Appeal from an order of the Supreme Court at Special Term (Mercure, J.), entered January 24, 1985 in Warren County, which granted a motion by plaintiffs attorney, Ronald L. Newell, for judgment against plaintiffs former attorney, John S. Hall.
When this matter was on appeal to us previously, we reversed an order of Special Term which summarily granted a motion by plaintiffs attorney, Ronald L. Newell, for judgment, based upon an open-court stipulation, against plaintiffs former attorney, John S. Hall; we remitted the matter for a hearing concerning the intent and meaning of the stipulation and the necessity and reasonableness of the amount of the expenditures sought (102 AD2d 961). Upon remittal, Special Term held a hearing and made certain findings, resulting in the order from which Hall now appeals. We affirm.
Hall contends that Special Term erred in finding that, pursuant to the open-court stipulation, he was responsible for a share of both expenses and disbursements in the underlying action.
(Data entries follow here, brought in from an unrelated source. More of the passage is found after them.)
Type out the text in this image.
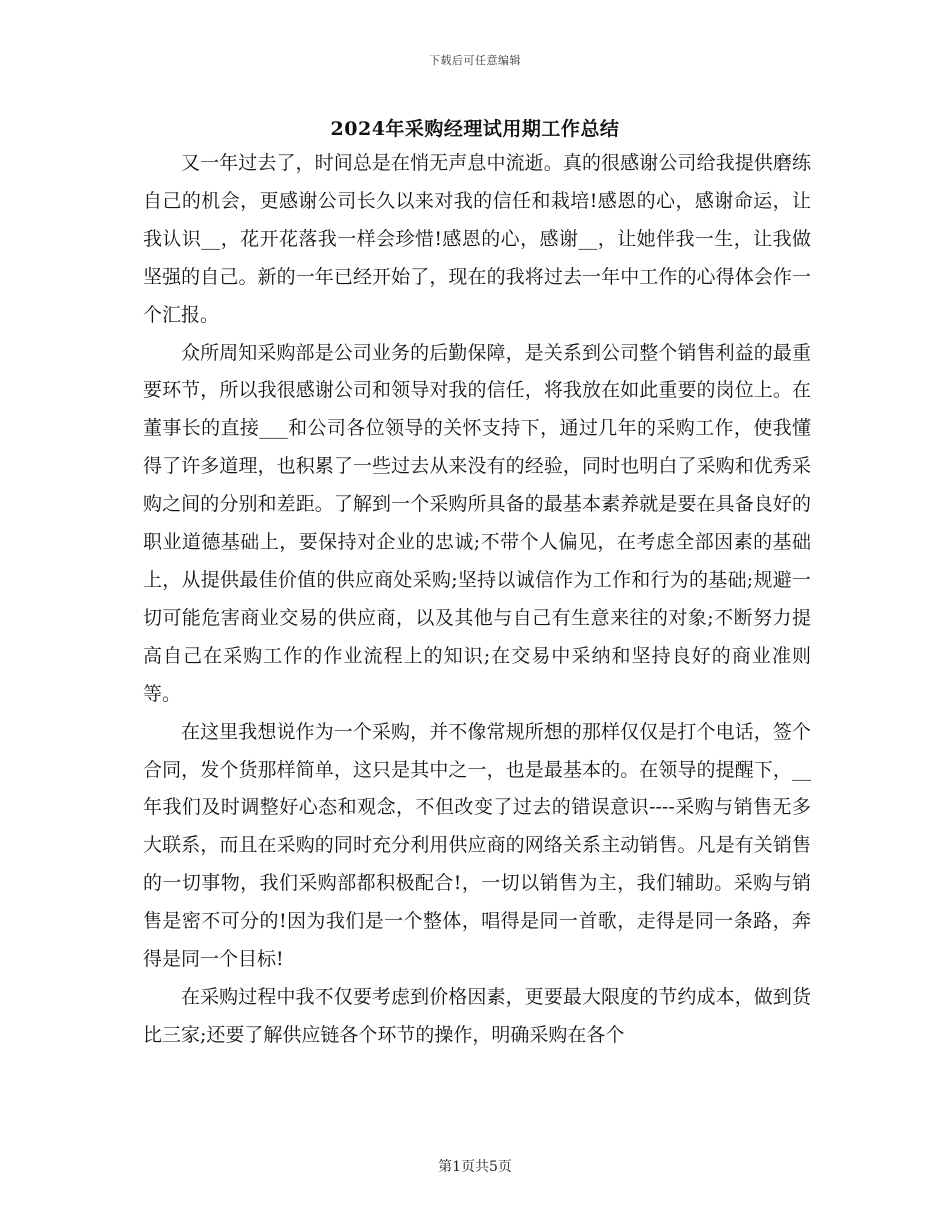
下载后可任意编辑
2024年采购经理试用期工作总结

又一年过去了，时间总是在悄无声息中流逝。真的很感谢公司给我提供磨练自己的机会，更感谢公司长久以来对我的信任和栽培!感恩的心，感谢命运，让我认识__，花开花落我一样会珍惜!感恩的心，感谢__，让她伴我一生，让我做坚强的自己。新的一年已经开始了，现在的我将过去一年中工作的心得体会作一个汇报。

众所周知采购部是公司业务的后勤保障，是关系到公司整个销售利益的最重要环节，所以我很感谢公司和领导对我的信任，将我放在如此重要的岗位上。在董事长的直接___和公司各位领导的关怀支持下，通过几年的采购工作，使我懂得了许多道理，也积累了一些过去从来没有的经验，同时也明白了采购和优秀采购之间的分别和差距。了解到一个采购所具备的最基本素养就是要在具备良好的职业道德基础上，要保持对企业的忠诚;不带个人偏见，在考虑全部因素的基础上，从提供最佳价值的供应商处采购;坚持以诚信作为工作和行为的基础;规避一切可能危害商业交易的供应商，以及其他与自己有生意来往的对象;不断努力提高自己在采购工作的作业流程上的知识;在交易中采纳和坚持良好的商业准则等。

在这里我想说作为一个采购，并不像常规所想的那样仅仅是打个电话，签个合同，发个货那样简单，这只是其中之一，也是最基本的。在领导的提醒下，__年我们及时调整好心态和观念，不但改变了过去的错误意识----采购与销售无多大联系，而且在采购的同时充分利用供应商的网络关系主动销售。凡是有关销售的一切事物，我们采购部都积极配合!，一切以销售为主，我们辅助。采购与销售是密不可分的!因为我们是一个整体，唱得是同一首歌，走得是同一条路，奔得是同一个目标!

在采购过程中我不仅要考虑到价格因素，更要最大限度的节约成本，做到货比三家;还要了解供应链各个环节的操作，明确采购在各个

第1页共5页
The transcript of the stipulation, which had been placed on the record by the Trial Justice at the request of the parties, contains an agreement as to the splitting of the contingency fee, and then it provides, "Further, that the disbursements and expenses incurred by the various attorneys throughout this litigation until its final conclusion, two-thirds of the said disbursements will be paid by Mr. Hall and one-third by Mr. Newell” (emphasis supplied). Subsequent discussions on the record referred only to disbursements.
A stipulation is essentially a contract and will be construed in accordance with the intent of the parties (Davis v Sapa, 107 AD2d 1005, 1006), subject to the general rules of contract construction (New York Bank for Sav. v Cortlandt St., 106 AD2d 496, 498). We are of the view that the initial reference in the stipulation to "the disbursements and expenses”, followed by the term "said disbursements”, firmly establishes the parties’ intent to include expenses, and the subsequent references to disbursements only were generic in nature, encompassing both the terms "disbursements” and "expenses”. Nota*885bly absent from the transcript of the stipulation is any language tending to show that the references to disbursements only were intended to change that which clearly had been established at the outset. Accordingly, Special Term properly found that the stipulation included expenses as well as disbursements. This finding is further supported by evidence concerning the initial stipulation between Hall and Newell. Hall, however, testified that he never intended to have expenses included in the stipulation at issue, but Special Term refused to consider this testimony, citing the parol evidence rule. We conclude that if Special Term erred in its refusal, as claimed by Hall, such error was harmless, for our review of the record in its entirety, including Hall’s testimony, establishes that Special Term correctly found that expenses were included in the stipulation.
We also reject Hall’s claim that the record contains inadequate and incompetent proof concerning the existence, amount and reasonableness of the expenses and disbursements incurred. Newell testified as to the various expenses and disbursements and offered copies of canceled checks, ledger sheets, bills, receipts and statements, which were kept in the ordinary course of business. There was also expert testimony as to the reasonableness of the various expenses and disbursements. That Newell and his witness, Scott Daly, also an attorney, had an interest in the outcome of the dispute did not render their testimony incompetent, but was only a factor weighing on their credibility (see, Bornhurst v Massachusetts Bonding & Ins. Co., 21 NY2d 581, 586). Special Term weighed the evidence and made findings which have sufficient evidentiary support in the record. It is noteworthy that the Justice who made these findings was familiar with the proceedings involved in the underlying action.
Hall’s claim that he should be excused from his obligation under the stipulation due to the unfavorable outcome in the underlying action is without merit. Such a result was or should have been a foreseeable risk to an experienced attorney. Had the parties intended to condition their obligations on a favorable result in the underlying action, they would have so provided in the stipulation.
We have considered the other arguments for reversal and find them meritless. The order should be affirmed.
Order affirmed, with costs. Main, J. P., Casey, Mikoll, Yesawich, Jr., and Harvey, JJ., concur.